The dealer was more than happy to sell me a new one, but it was too big too! Then they were more than happy to rebuild mine for me at a wonderful price! ... ... ... for them! That would still leave me with needing to have the spline in the spindle changed because the one in the car got broken in the wreck. The splines even on the CVJ's are different! The splines on the spindle are different!

Anyway, my 15 year old grandson, Keith, bless his heart, who has been helping me with the work had, what I would call nothing less than an epiphany! "What if we used the inner shaft from the car and the outer shaft from the junk yard?". 

The kid has been worth twice what I agreed to pay him even "BEFORE" that! 
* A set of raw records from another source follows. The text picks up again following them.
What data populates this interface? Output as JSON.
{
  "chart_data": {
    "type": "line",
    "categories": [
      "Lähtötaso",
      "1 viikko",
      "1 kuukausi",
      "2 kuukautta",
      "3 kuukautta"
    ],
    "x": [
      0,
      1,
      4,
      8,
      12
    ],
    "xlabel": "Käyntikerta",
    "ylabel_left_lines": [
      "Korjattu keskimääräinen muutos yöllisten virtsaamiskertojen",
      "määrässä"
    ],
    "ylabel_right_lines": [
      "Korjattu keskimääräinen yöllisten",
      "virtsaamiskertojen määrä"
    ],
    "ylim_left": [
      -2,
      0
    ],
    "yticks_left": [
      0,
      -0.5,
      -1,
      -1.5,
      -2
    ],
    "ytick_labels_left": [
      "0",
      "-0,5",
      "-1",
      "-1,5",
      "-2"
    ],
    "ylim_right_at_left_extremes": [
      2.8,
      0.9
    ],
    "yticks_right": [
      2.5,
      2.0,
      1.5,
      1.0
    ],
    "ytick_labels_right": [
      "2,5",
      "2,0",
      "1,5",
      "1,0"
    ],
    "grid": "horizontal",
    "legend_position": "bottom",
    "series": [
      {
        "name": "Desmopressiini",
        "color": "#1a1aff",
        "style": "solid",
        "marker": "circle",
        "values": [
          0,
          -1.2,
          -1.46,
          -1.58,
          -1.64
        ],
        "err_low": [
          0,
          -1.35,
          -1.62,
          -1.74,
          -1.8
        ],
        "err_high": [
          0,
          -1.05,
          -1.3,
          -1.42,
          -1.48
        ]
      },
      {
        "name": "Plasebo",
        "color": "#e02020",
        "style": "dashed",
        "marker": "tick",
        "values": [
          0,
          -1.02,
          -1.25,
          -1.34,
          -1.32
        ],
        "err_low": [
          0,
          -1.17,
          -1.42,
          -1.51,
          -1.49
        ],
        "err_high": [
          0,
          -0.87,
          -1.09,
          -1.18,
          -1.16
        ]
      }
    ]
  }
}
We broke those two shafts apart and used the best bearings, cage and inner cluster of the two to make a new drive shaft with a "SMALL" tranny spline and a "BIG" spindle spline.

I said all that to ask this. Will we be okay with this? 

I would really hate to spend another three or four days trying to find a part that can't be found. 

Yes, we replaced the boots. Yes, we cleaned and totally regreased the inner and outer CVJ's using the best parts from each. At least the inner workings of the CVJ's were the same. For that I am grateful.

I only hope that this will be okay.

John, The Balloon Man


----------



## internetautomart (Mar 8, 2004)

depending on the production date in 91 there are at least 2 different spline counts.
late in 91 the 92s were introduced along with the DOHC motor which took different axles than the SOHC models of the same year.

an axle should only run you about $60.

you can mix and match the joints to make a correct axle.


----------